[Verse 1]
I hate it when dudes try to chase me
Erkeklerin peşime düşmesinden nefret ediyorum
But I love it when you try to save me
Ama senin beni kurtarmaya çalışmanı seviyorum
‘Cause I'm just a lady (Ah)
Çünkü ben sadece bir hanımefendiyim
I love it when we play 1950
1950* oynamamızı seviyorum
It's so cold that your stare's 'bout to kill me
Öyle soğuksun ki ters ters bakışların neredeyse beni öldürecek
I'm surprised when you kiss me
Beni öptüğünde şaşırıyorum
[Pre-Chorus]
So tell me why my Gods look like you
Söyle bana, neden tanrılarım senin gibi görünüyor
And tell me why it's wrong
Ve söyle bana, bu neden yanlış
[Chorus]
So I'll wait for you, I'll pray
Bu yüzden, seni bekleyeceğim; dua edeceğim
I will keep on waiting for your love
Sevgin için beklemeye devam edeceğim
For you, I'll wait
Senin için, bekleyeceğim
I will keep on waiting for you
Senin için beklemeye devam edeceğim
[Verse 2]
Did you mean it when you said I was pretty?
Bana güzel olduğumu söylediğinde ciddi miydin?

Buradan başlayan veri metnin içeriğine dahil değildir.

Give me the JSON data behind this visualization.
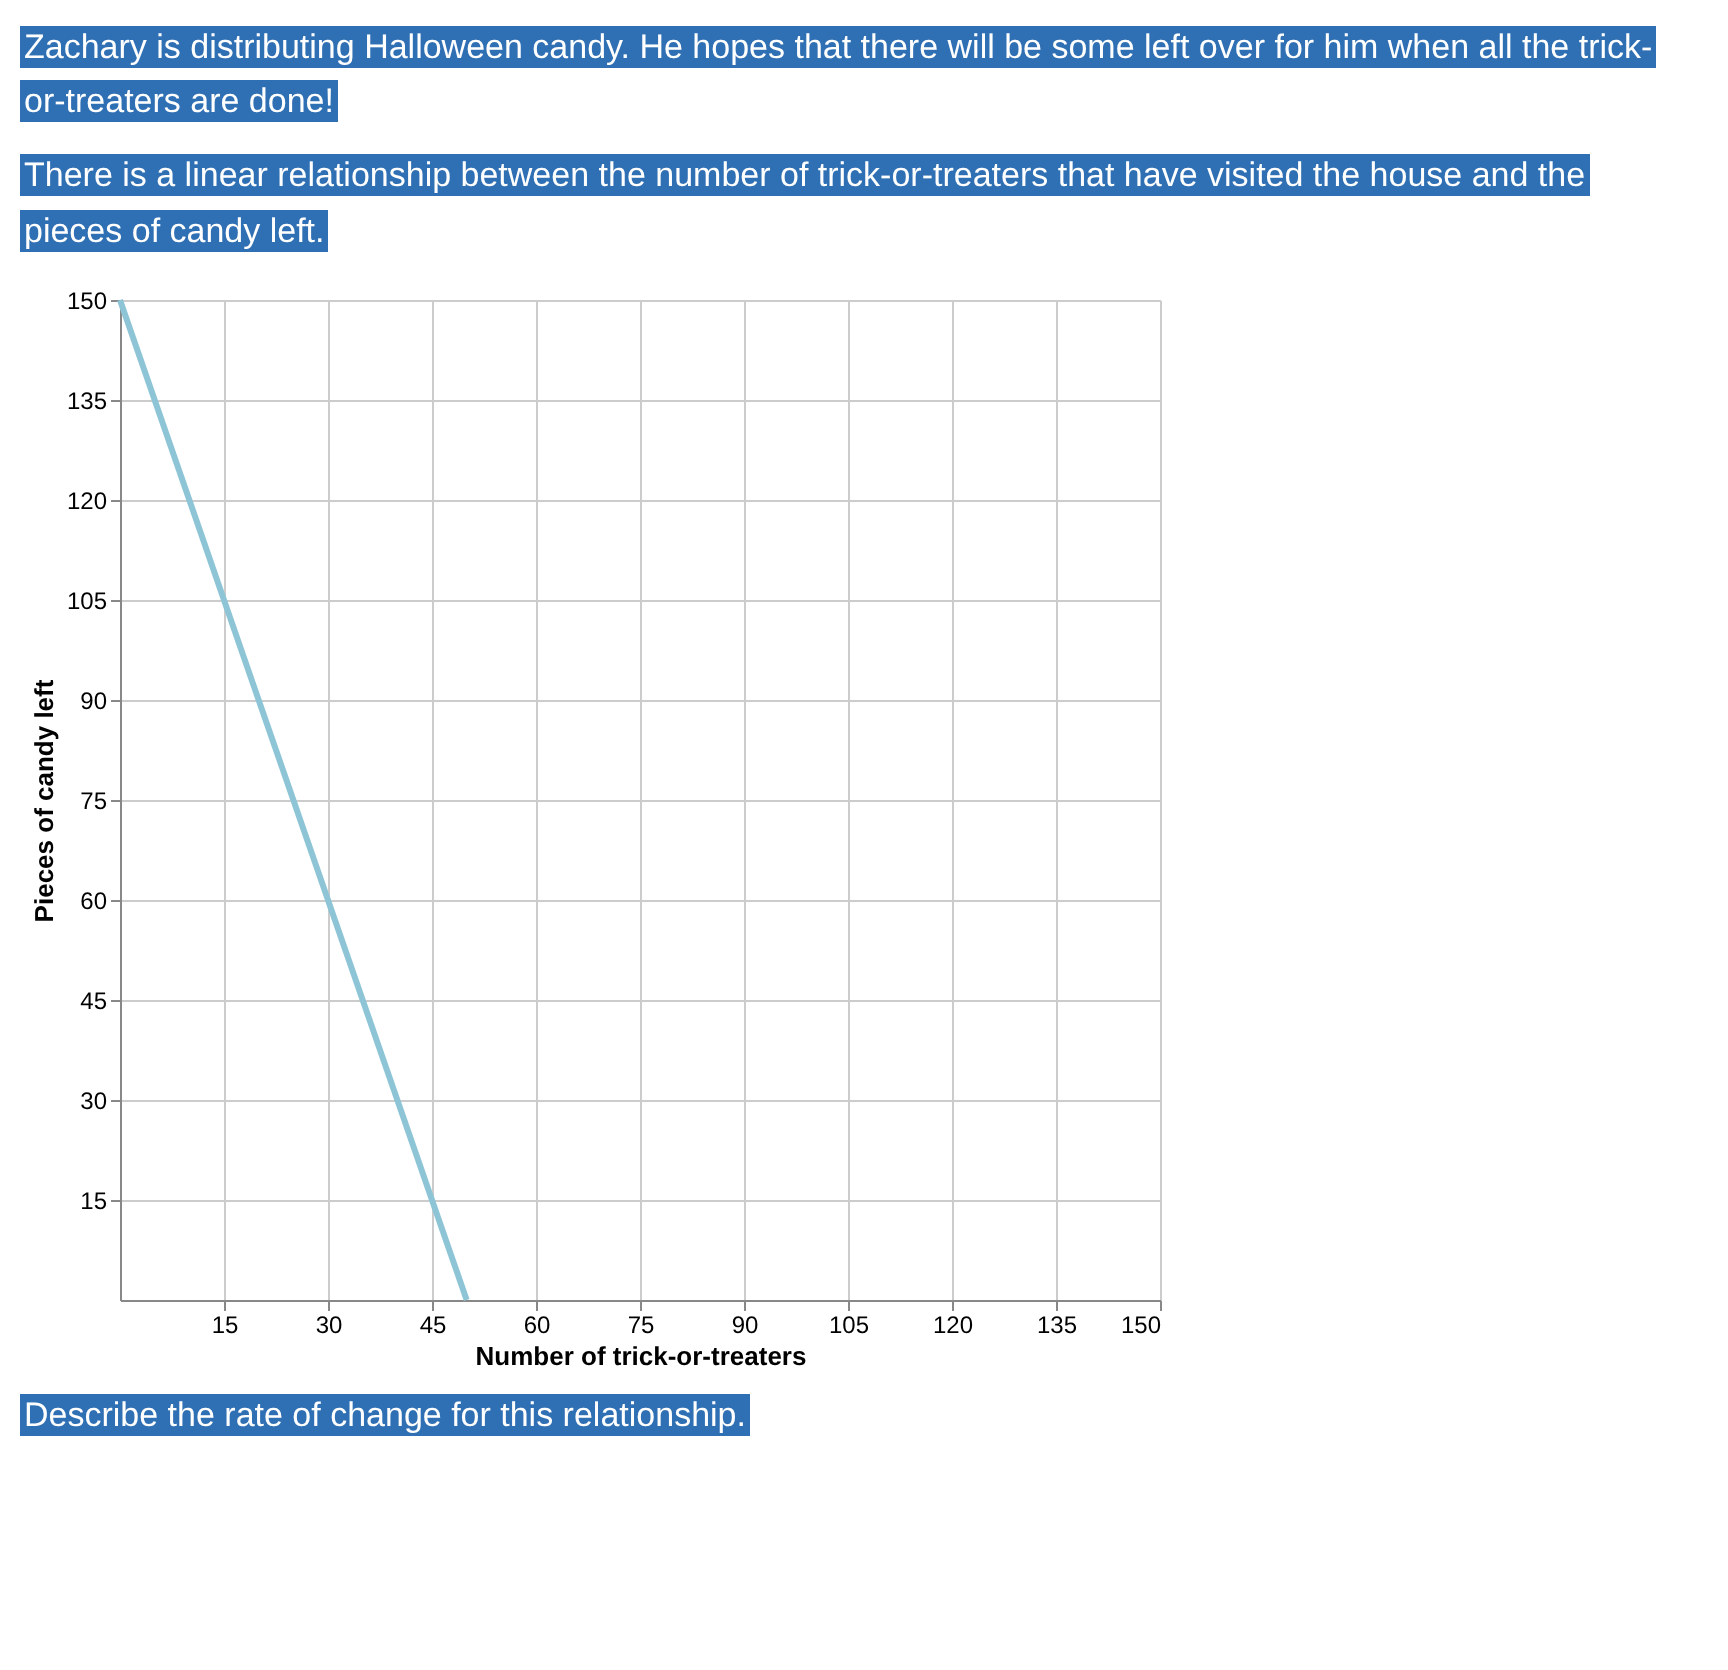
{
  "chart_data": {
    "type": "line",
    "title": "Zachary is distributing Halloween candy. He hopes that there will be some left over for him when all the trick-or-treaters are done!",
    "subtitle": "There is a linear relationship between the number of trick-or-treaters that have visited the house and the pieces of candy left.",
    "xlabel": "Number of trick-or-treaters",
    "ylabel": "Pieces of candy left",
    "annotations": [
      "Describe the rate of change for this relationship."
    ],
    "x": [
      0,
      50
    ],
    "series": [
      {
        "color": "#8ec5d6",
        "values": [
          150,
          0
        ]
      }
    ],
    "xlim": [
      0,
      150
    ],
    "ylim": [
      0,
      150
    ],
    "xticks": [
      15,
      30,
      45,
      60,
      75,
      90,
      105,
      120,
      135,
      150
    ],
    "yticks": [
      15,
      30,
      45,
      60,
      75,
      90,
      105,
      120,
      135,
      150
    ],
    "grid": true,
    "marker": "none",
    "line_style": "solid"
  }
}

That you didn't wanna live in a city
Böyle bir şehirde yaşamak istemediğini söylediğinde
Where the people are shitty?
İnsanların boktan olduğu,
I like it when we play 1950
1950 oynamamızı seviyorum
So bold, make them know that you're with me
Çok cesur, benimle olduğunu onlara göster
Stone cold, will you miss me?
Çok soğuk, beni özleyecek misin?
[Pre-Chorus]
So tell me why my Gods look like you
Söyle bana, neden tanrılarım senin gibi görünüyor
And tell me why it's wrong
Ve söyle bana, bu neden yanlış
[Chorus]
So I'll wait for you, I'll pray
Bu yüzden, seni bekleyeceğim; dua edeceğim
I will keep on waiting for your love
Sevgin için beklemeye devam edeceğim
For you, I'll wait
Senin için, bekleyeceğim
I will keep on waiting for you
Senin için beklemeye devam edeceğim
[Bridge]
I hope that you're happy with me in your life
Umarım hayatında olmamdan mutlusundur
I hope that you won't slip away in the night
Umarım bir gece süzülüp gitmezsin
I hope that you're happy with me in your life
Umarım hayatında olmamdan mutlusundur
I hope that you won't slip away in the night
Umarım süzülüp gitmezsin
I hate it when dudes try to chase me
Erkeklerin peşime düşmesinden nefret ediyorum
But I love it when you try to save me
Ama senin beni kurtarmaya çalışmanı seviyorum
‘Cause I'm just a lady (Ah)
Çünkü ben sadece bir hanımefendiyim
[Pre-Chorus]
So tell me why my Gods look like you
Söyle bana, neden tanrılarım senin gibi görünüyor
And tell me why it's wrong
Ve söyle bana, bu neden yanlış
[Chorus]
So, (So), so I'll wait for you, I'll pray
Bu yüzden,(bu yüzden), bu yüzden seni bekleyeceğim; dua edeceğim
I will keep on waiting for your love
Sevgin için beklemeye devam edeceğim
(For your love, for your love) For
(Sevgin için, sevgin için),senin
(For your love) you
(Sevgin için) için
For you, I'll wait
Senin için, bekleyeceğim
I will keep on waiting for you
Senin için beklemeye devam edeceğim
1950: Queer insanların toplum içinde birbirlerine olan ilgilerini belli edemedikleri yer ve zamanlarda,
birbirlerine soğuk davranması anlamında kullanılmış.